30 million barrels of Iranian crude oil floats in Malaysian waters, but China is not buying any

An estimated 30 million barrels of discounted Iranian crude oil are floating around Malaysian waters, but Chinese buyers have not stepped in to buy any.  A majority of the stranded crude oil tankers have accumulated in the country's territorial waters, where Tehran's primary hubs for ship-to-ship activity have taken place.

The stockpile accumulated between January and July this year, according to Kpler, a commodities and data analysis firm. The volume originally stood at 9 million barrels in mid-January and rose to 33.4 million barrels in August, the highest since 2020, according to OilPrice.com.

During its 12-day war with Israel, Iran had moved a large portion of its oil stock to ships out of fear that its oil depots would be hit during strikes. 

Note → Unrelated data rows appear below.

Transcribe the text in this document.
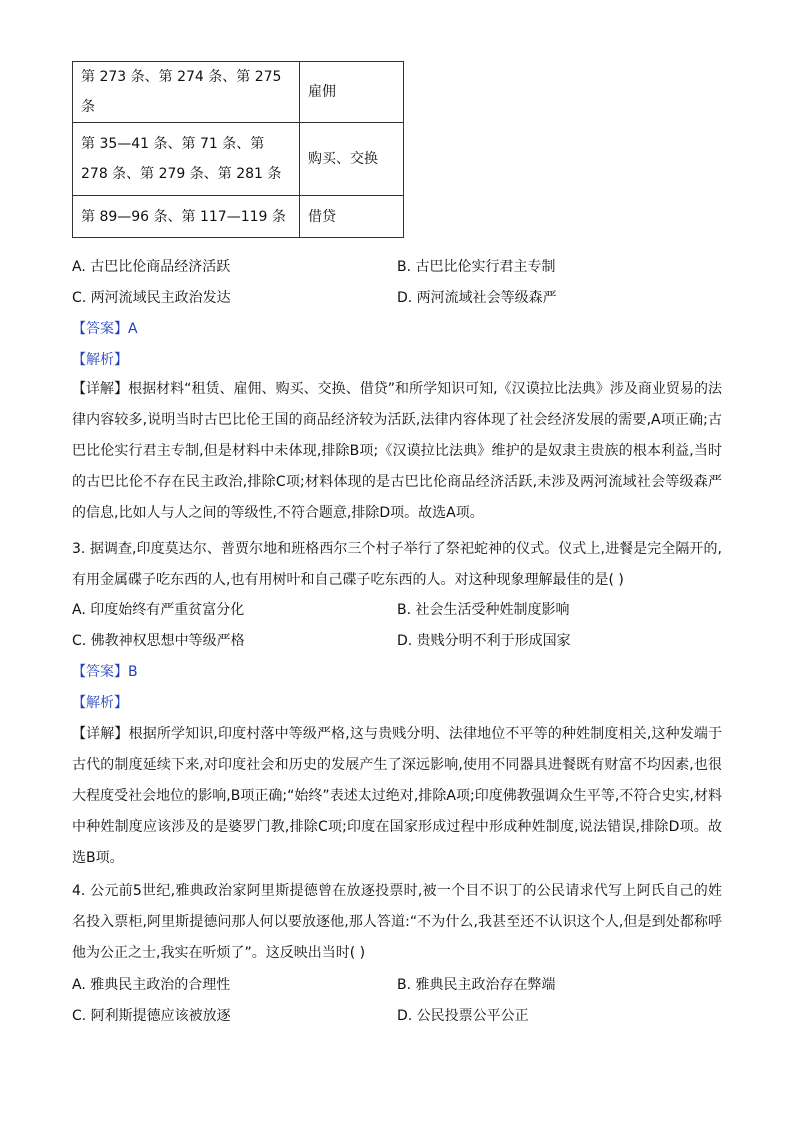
第 273 条、第 274 条、第 275 条	雇佣
第 35—41 条、第 71 条、第 278 条、第 279 条、第 281 条	购买、交换
第 89—96 条、第 117—119 条	借贷
A. 古巴比伦商品经济活跃	B. 古巴比伦实行君主专制
C. 两河流域民主政治发达	D. 两河流域社会等级森严
【答案】A
【解析】
【详解】根据材料“租赁、雇佣、购买、交换、借贷”和所学知识可知,《汉谟拉比法典》涉及商业贸易的法律内容较多,说明当时古巴比伦王国的商品经济较为活跃,法律内容体现了社会经济发展的需要,A项正确;古巴比伦实行君主专制,但是材料中未体现,排除B项;《汉谟拉比法典》维护的是奴隶主贵族的根本利益,当时的古巴比伦不存在民主政治,排除C项;材料体现的是古巴比伦商品经济活跃,未涉及两河流域社会等级森严的信息,比如人与人之间的等级性,不符合题意,排除D项。故选A项。
3. 据调查,印度莫达尔、普贾尔地和班格西尔三个村子举行了祭祀蛇神的仪式。仪式上,进餐是完全隔开的,有用金属碟子吃东西的人,也有用树叶和自己碟子吃东西的人。对这种现象理解最佳的是( )
A. 印度始终有严重贫富分化	B. 社会生活受种姓制度影响
C. 佛教神权思想中等级严格	D. 贵贱分明不利于形成国家
【答案】B
【解析】
【详解】根据所学知识,印度村落中等级严格,这与贵贱分明、法律地位不平等的种姓制度相关,这种发端于古代的制度延续下来,对印度社会和历史的发展产生了深远影响,使用不同器具进餐既有财富不均因素,也很大程度受社会地位的影响,B项正确;“始终”表述太过绝对,排除A项;印度佛教强调众生平等,不符合史实,材料中种姓制度应该涉及的是婆罗门教,排除C项;印度在国家形成过程中形成种姓制度,说法错误,排除D项。故选B项。
4. 公元前5世纪,雅典政治家阿里斯提德曾在放逐投票时,被一个目不识丁的公民请求代写上阿氏自己的姓名投入票柜,阿里斯提德问那人何以要放逐他,那人答道:“不为什么,我甚至还不认识这个人,但是到处都称呼他为公正之士,我实在听烦了”。这反映出当时( )
A. 雅典民主政治的合理性	B. 雅典民主政治存在弊端
C. 阿利斯提德应该被放逐	D. 公民投票公平公正
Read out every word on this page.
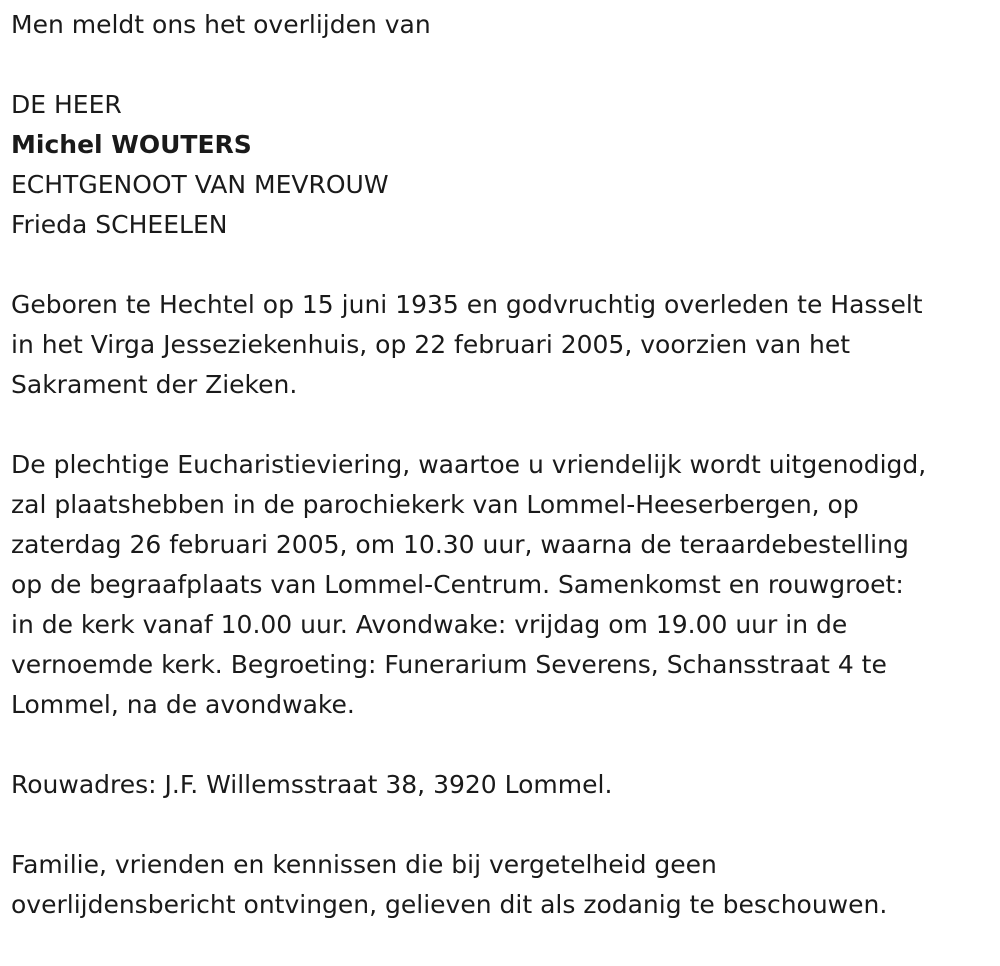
Men meldt ons het overlijden van

DE HEER

Michel WOUTERS

ECHTGENOOT VAN MEVROUW

Frieda SCHEELEN

Geboren te Hechtel op 15 juni 1935 en godvruchtig overleden te Hasselt
in het Virga Jesseziekenhuis, op 22 februari 2005, voorzien van het
Sakrament der Zieken.

De plechtige Eucharistieviering, waartoe u vriendelijk wordt uitgenodigd,
zal plaatshebben in de parochiekerk van Lommel-Heeserbergen, op
zaterdag 26 februari 2005, om 10.30 uur, waarna de teraardebestelling
op de begraafplaats van Lommel-Centrum. Samenkomst en rouwgroet:
in de kerk vanaf 10.00 uur. Avondwake: vrijdag om 19.00 uur in de
vernoemde kerk. Begroeting: Funerarium Severens, Schansstraat 4 te
Lommel, na de avondwake.

Rouwadres: J.F. Willemsstraat 38, 3920 Lommel.

Familie, vrienden en kennissen die bij vergetelheid geen
overlijdensbericht ontvingen, gelieven dit als zodanig te beschouwen.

After the war, US President Donald Trump then imposed sanctions on around 20 entities involving Iranian oil traders and infrastructure. The White House also had targeted its sanctions on Chinese refiners such as the Shandong Shouguang Luqing refinery, which used to import 100,000 bpd and the  Hebei Xinhuai Chemical Group refinery, which used to buy 120000 bpd. The sanctions were also placed on port operators and midstream companies which dealt with Iranian oil.                                                 

Almost all of Iran's crude is sold to China, according to reports. The main buyers, who kept buying even during the sanctions, were small Chinese refineries. China, on average, imports nearly 1 million bpd from Iran. 

However, the country’s General Administration of Customs (GAC) has not officially recorded any imports from Iran. 

According to a report by oilprice.com, Iranian oil does not officially go through the GAC data. The country was simply able to ignore the sanctions placed by the US on Iranian exports through the transhipment of oil from the Iranian tankers offshore Malaysia.  The millions of barrels of oil being imported to the country were simply moved to refiners on land or sea without ever being recorded.  

An article by the Maritime Executive says that the buildup of the stocks is mostly a result of an increasing reluctance to buy more of the oil when the country has already overstocked their tank farms in anticipation of the US sanctions. Chinese oil refiners have filled their holding capacity and are unable to buy more.                                                           

The floating stockpile is costing Iran enormously, reported Iran International. Iran has resorted to increased discounting to be able to shift undelivered cargoes. Currently, shipping services, ships, managers and shipowners are being targeted due to the sanctions by the US, which seem to be working, according to reports.

Malaysia is also under pressure from the US to tighten restrictions on Iranian oil in its waters. Malaysia’s Ministry of Investment, Trade and Industry had also announced in May that it would be taking an aggressive approach to enforcement action against certification of transhipments off Malaysia.